Barren, wild and worthless? Anything but

  • <Barren, Wild and Worthless cover scan

  For naturalist Susan Tweit, moving to New Mexico meant learning to love the harsh beauty of a landscape that one haggard 19th century surveyor dismissed as “barren, wild, and worthless.”

That bitter phrase became the title of Tweit’s eloquent 1995 memoir on life in the Chihuahuan Desert. Taken in by her masterful prose, readers, too, fell in love with that desert’s strange face, its erratic life cycles and changing cultures.

Barren, Wild, and Worthless was out of print for a spell — gone, but not forgotten.
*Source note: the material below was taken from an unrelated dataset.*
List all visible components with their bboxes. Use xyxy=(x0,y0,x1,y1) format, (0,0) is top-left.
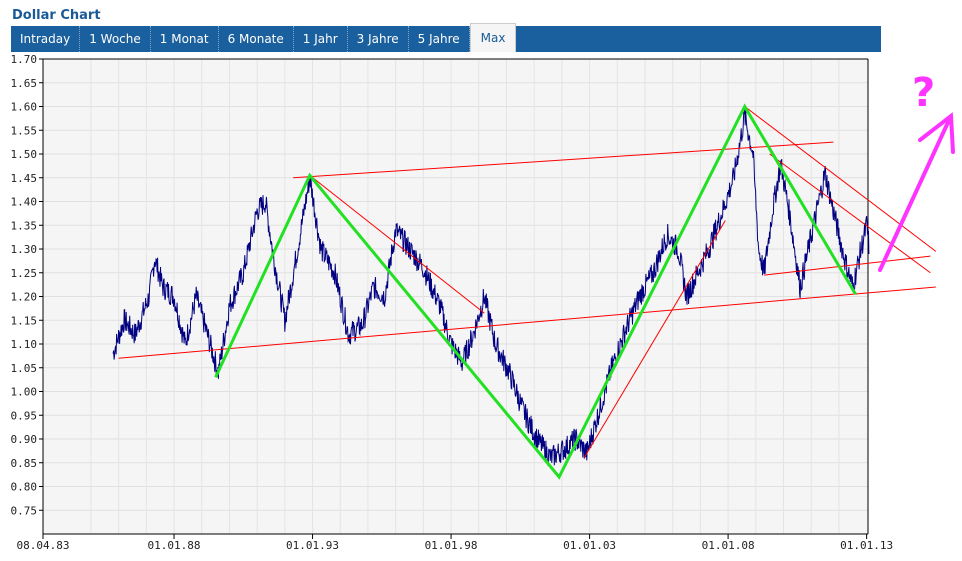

Now, the University of Arizona Press is offering a handsome paperback edition.

For Tweit, what started as “an intellectual exercise to learn the Chihuahuan Desert so that I would have something to write about,” led to this passionate account — part science, part heartbreak — of a place full of land frauds and ghost rivers.

In a chapter entitled “Sanctuary,” Tweit refers to an old gospel tune that says, “ ‘There is a balm in Gilead to make the wounded whole.’ Gilead has no monopoly on balms,” she continues. “Every place is sacred (and can) heal us, refresh us, and inspire us ... only our vision fails us.”

As subdivisions metastasize, wilderness shrinks, and a new administration squelches citizen input on public-land use, we should be grateful that Barren, Wild, and Worthless is available again.

Barren, Wild and Worthless: Living in the Chihuahuan Desert

By Susan J. Tweit

203 pages, softcover: $17.95. University of Arizona Press, 2003.